New Brunswick Liberal Leader Susan Holt has announced her intention to run in the Bathurst East–Nepisiguit–Saint-Isidore riding, capping months of speculation.
"It was a really special moment for me today, another one of those political milestones that I'll never forget," Holt said in an interview with CBC News on Monday.
On Aug. 6, Holt became the first woman to win the leadership of the New Brunswick Liberal Party but without holding a seat in the legislature.
Within minutes of her election as leader, MLA Denis Landry said he was willing to make way for Holt to run in Bathurst East-Nepisiguit-Saint-Isidore.
Landry is making a move to municipal politics.
"I just want to make sure that somebody will take care of my riding," Landry, who has been the party's longest-serving MLA, said Monday.
A number of options
Holt had other choices when looking around for a riding in which to run. In October, Liberal MLA Daniel Guitard confirmed his resignation as Restigouche-Chaleur MLA because he planned a mayoral run in the new community of Belle-Baie.
Guitard wasn't as straightforward as Landry in offering his seat up to Holt. He said in October that he was retiring and it would be up to the local and provincial Liberal associations and Holt to make the decision.
Then, shortly after Guitard's resignation, former interim Liberal leader Roger Melanson announced his departure. He resigned as Dieppe's MLA on Oct. 21, opening a third possibility for Holt.
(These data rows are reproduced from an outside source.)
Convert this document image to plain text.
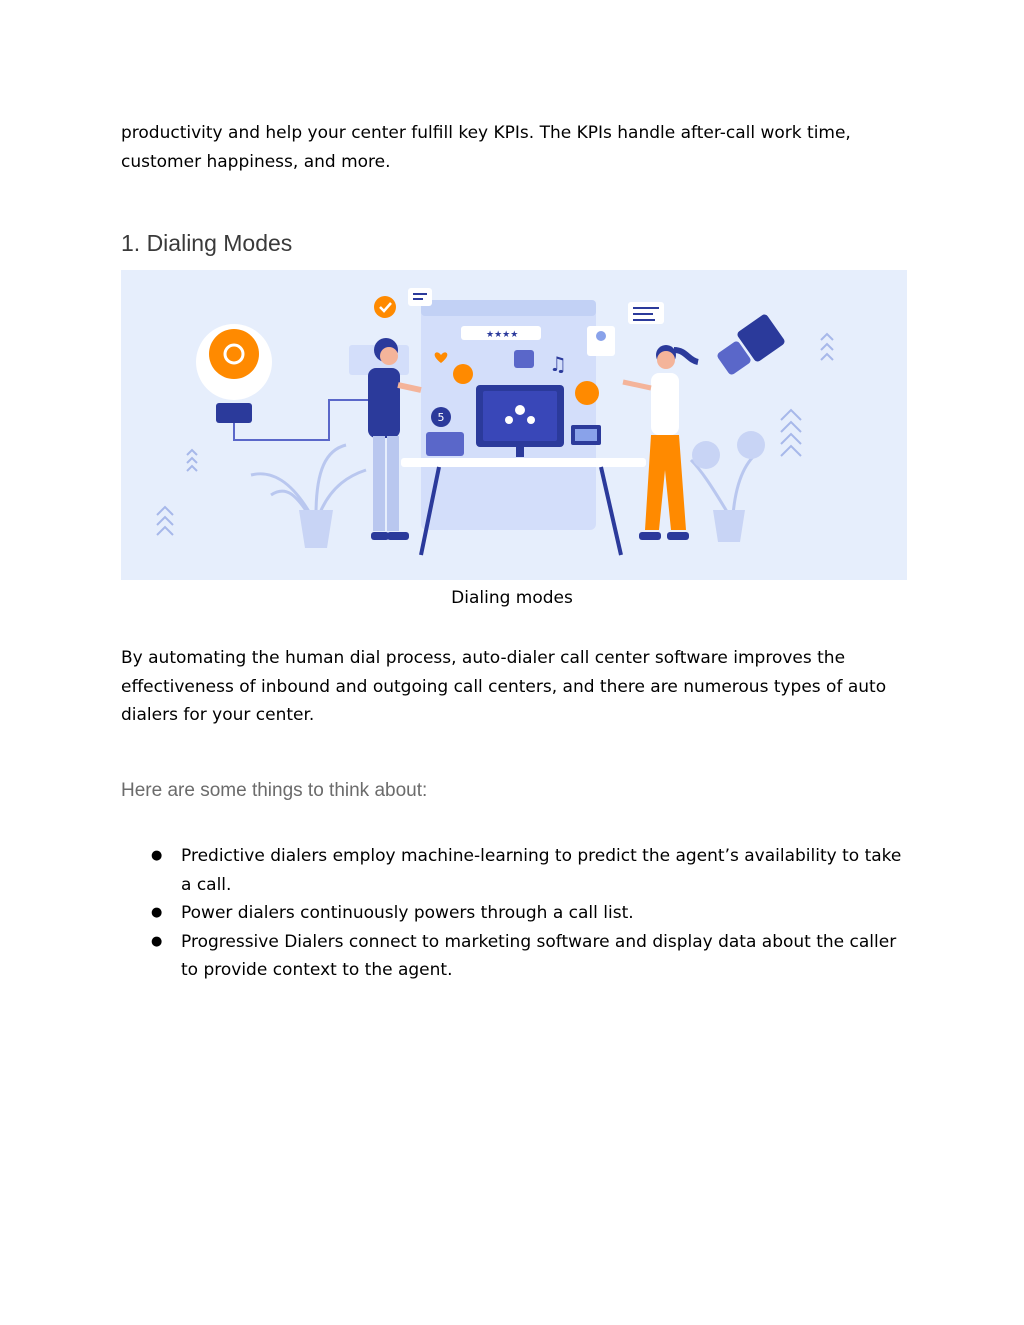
productivity and help your center fulfill key KPIs. The KPIs handle after-call work time, customer happiness, and more.

1. Dialing Modes
★★★★
5
♫
Dialing modes

By automating the human dial process, auto-dialer call center software improves the effectiveness of inbound and outgoing call centers, and there are numerous types of auto dialers for your center.

Here are some things to think about:
● Predictive dialers employ machine-learning to predict the agent’s availability to take a call.
● Power dialers continuously powers through a call list.
● Progressive Dialers connect to marketing software and display data about the caller to provide context to the agent.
"While [Landry's resignation] was the first one in, I did take the time to get to know all of the ridings and the teams," said Holt. "There's great teams of people and really great communities across this province. … My heart felt pulled towards Bathurst East-Nepisiguit-Saint-Isidore."
The riding is among the safest Liberal constituencies in the province. Landry won it with 63.8 per cent of the vote in the last election. He was first elected in 1995, lost in 1999, won his seat back in 2003 and has been re-elected every time since.
Holt said she fell in love with the riding and sees the area is a "microcosm of New Brunswick" with Pabineau First Nation, anglophone and francophone communities all within the riding.
"I thought it would be a great place for a woman from the south to come and represent the north and really try to unify all the different people of New Brunswick," she said.
Holt said that if elected, she will be spending a lot more time in the area getting to know the people and what issues they want voiced. She plans to balance that with her work as party leader.
There is still no date for a byelection. Holt said Premier Blaine Higgs has said he won't "drag his feet" on it.
"So we will continue to ask that they set a date and set a date soon so that the people of this riding, and of Dieppe and of Restigouche-Chaleur, don't go unrepresented for longer than they have to," said Holt.